Giles Martin co-produced the final song

The restoration was followed by the addition of a string section written by McCartney, Giles Martin (the son of Beatles’ former producer and longtime collaborator George Martin), and Ben Foster, recorded at Capitol Studios. The piece was given the decoy name of “Give & Take” to avoid leaks from the musicians and recorded during late April 2022. Finally, McCartney and Martin added portions of original vocal recordings of “Here, There and Everywhere“, “Eleanor Rigby” (both from Revolver), and “Because” (from the 1969 album Abbey Road) into the new song, following the methods used for the 2006 remix album Love. Ben Lindbergh of The Ringer contrasted the original recording to the released version: “McCartney collaborates with his former muse not just by building on Lennon’s work, but by undoing it. The Beatles release is almost a minute shorter than the Lennon demo, largely because the latter includes two pre-chorus bridges that the former removes (aside from a subtle, hard-to-hear allusion in McCartney’s piano chords during the new solo)”. Speaking about the removal of the pre-chorus bridge, McCartney said “It had a big middle section and I thought it rambled a bit. I thought to myself, Well, if I was working with John now … I’d say, ‘We’ve got to do something about that middle and maybe even remove it. I think it’ll make the song stronger.’ So we did. I think he would have been OK with that. Of course I’m never going to know but, y’know, I think mine’s the best guess we can have.” The finished track was produced by McCartney and Martin, while Lynne was credited for “additional production”, and mixed by Spike Stent. Meanwhile, the stereo and Dolby Atmos mixes, alongside the vinyl mastering, were completed at Abbey Road Studios.

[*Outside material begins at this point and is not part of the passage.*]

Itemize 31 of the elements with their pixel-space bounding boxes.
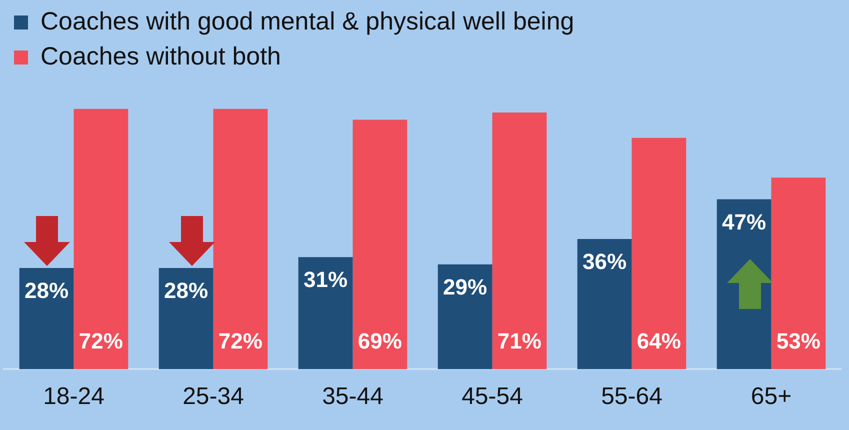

On 13 June 2023, McCartney told BBC Radio 4‘s Today programme that he had “just finished” work on extracting Lennon’s voice from an old demo of the latter’s in order to complete the song, using (in his words) artificial intelligence. Dubbing the project “the final Beatles record”, he did not name the song; however, BBC News reported it was likely that the song is “Now and Then” and that it would be released later in 2023. On the use of AI for sound source separation, McCartney clarified in June 2023 that “nothing has been artificially or synthetically created. It’s all real and we all play on it. We cleaned up some existing recordings – a process which has gone on for years.”